Она послушно подставила голову. Ее кудри белым кружевом посыпались на стол. Потом стрижка пошла своим чередом, и через три часа я чувствовала себя по меньшей мере Пигмалионом: из бесформенного клубка шерсти постепенно проявился настоящий кокер — квадратный, с красивой головой и удивительно элегантными линиями плеча и шеи. Я сделала несколько фотографий и послала их Марине. Брыся, пользуясь передышкой, носилась по дому и разглядывала себя в зеркалах.

— Иди-ка обратно на стол, — позвала я ее, закончив обсуждение деталей. — Надо еще задние ноги доделать. Никак не пойму, как их правильно стричь…

— Нет уж! — возмутилась Брыся. — Ты сначала пойми, а потом стриги! А то будет некрасиво! Видишь, какие у меня ушки хорошенькие? Если ноги испортишь, я на выставку не пойду!

— Ладно, — согласилась я. — Давай ноги на завтра отложим.

Тут как раз ЖЛ вернулся из магазина. Брыся помчалась здороваться с ним и показывать новую прическу.

— Ох, какая стрижка! — восхитился ЖЛ, разглядывая собаку со всех сторон.

— Надо только ноги доделать, но мы это на завтра отложили, — сказала я. — Нравится?

— Очень! — кивнул ЖЛ.

— Ага! — страстно закивала Брыся. — Хохол отрезали — и сразу, нате вам!
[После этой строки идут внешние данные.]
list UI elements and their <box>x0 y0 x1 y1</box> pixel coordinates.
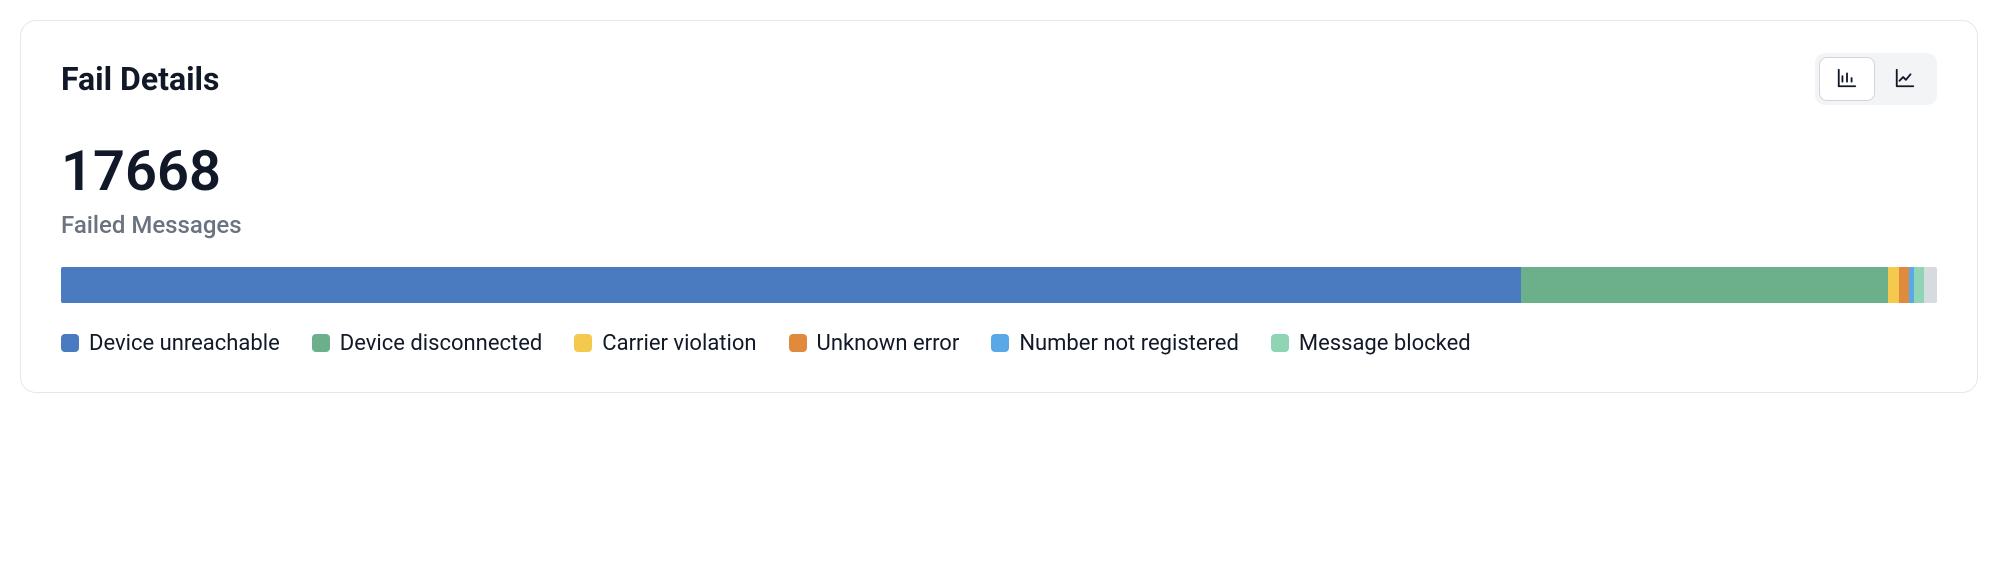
legend-item: Number not registered <box>991 331 1239 356</box>
total-label: Failed Messages <box>61 211 1937 239</box>
card-title: Fail Details <box>61 60 219 98</box>
legend-item: Device unreachable <box>61 331 280 356</box>
legend-swatch <box>574 334 592 352</box>
legend-swatch <box>61 334 79 352</box>
chart-type-toggle <box>1815 53 1937 105</box>
legend-item: Unknown error <box>789 331 960 356</box>
legend-swatch <box>789 334 807 352</box>
legend-label: Message blocked <box>1299 331 1471 356</box>
legend-swatch <box>1271 334 1289 352</box>
bar-chart-toggle[interactable] <box>1819 57 1875 101</box>
card-header: Fail Details <box>61 53 1937 105</box>
legend-item: Carrier violation <box>574 331 756 356</box>
line-chart-icon <box>1894 67 1916 92</box>
total-value: 17668 <box>61 141 1937 203</box>
line-chart-toggle[interactable] <box>1877 57 1933 101</box>
legend-swatch <box>991 334 1009 352</box>
chart-legend: Device unreachable Device disconnected Car… <box>61 331 1937 356</box>
stacked-bar-chart <box>61 267 1937 303</box>
bar-segment <box>1888 267 1899 303</box>
legend-item: Device disconnected <box>312 331 543 356</box>
bar-segment <box>1521 267 1889 303</box>
legend-item: Message blocked <box>1271 331 1471 356</box>
bar-chart-icon <box>1836 67 1858 92</box>
legend-label: Carrier violation <box>602 331 756 356</box>
legend-swatch <box>312 334 330 352</box>
legend-label: Unknown error <box>817 331 960 356</box>
bar-segment-residual <box>1924 267 1937 303</box>
bar-segment <box>1899 267 1908 303</box>
legend-label: Device disconnected <box>340 331 543 356</box>
bar-segment <box>1914 267 1923 303</box>
legend-label: Device unreachable <box>89 331 280 356</box>
bar-segment <box>61 267 1521 303</box>
legend-label: Number not registered <box>1019 331 1239 356</box>
fail-details-card: Fail Details 17668 Failed Messages Devic… <box>20 20 1978 393</box>
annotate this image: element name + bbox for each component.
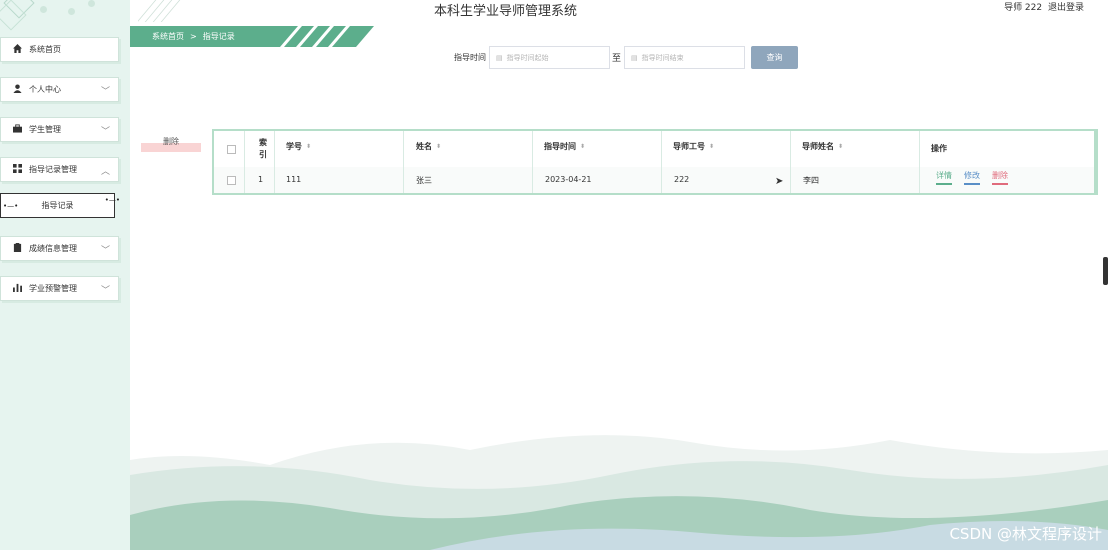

Красиво!

— Брыся, иди, покажись Энди и Робину. А то они тебя еще со стрижкой не видели! — сказала я и открыла дверь в сад.

Брыся кивнула и умчалась в темноту. Из глубины сада донесся лай и шуршание.

— Они сказали, что им нравится! — гордо сообщила Брыся, ворвавшись обратно на кухню. — Они уверены, что я победю!

— Смогу победить, — поправила я.

— Вот я и говорю — победю! — воскликнула Брыся и взобралась, как кошка, на спинку дивана. Вид у нее был решительный. — Мы еще им покажем!

— Кому? — удивилась я.

— Зазаборным! — рявкнула Брыся всем горлом, как учил Энди. — Покажем!

— Покажем, покажем, — согласилась я. — Только перестань, пожалуйста, кусать спинку дивана.

— Ой, — смутилась Брыся, отпустив ни в чем не повинную спинку. — Я просто представила, что это ухо одного из «зазаборных»…

Мы поболтали еще немного и пошли готовить ужин. ЖЛ достал из холодильника мясо, и Брысе тут же выделили большую кость с обрезками. Довольная, она скрылась с ней под столом. Не торопясь, мы зажгли свечи и открыли бутылку прекрасного бургундского. Вечер удался на славу.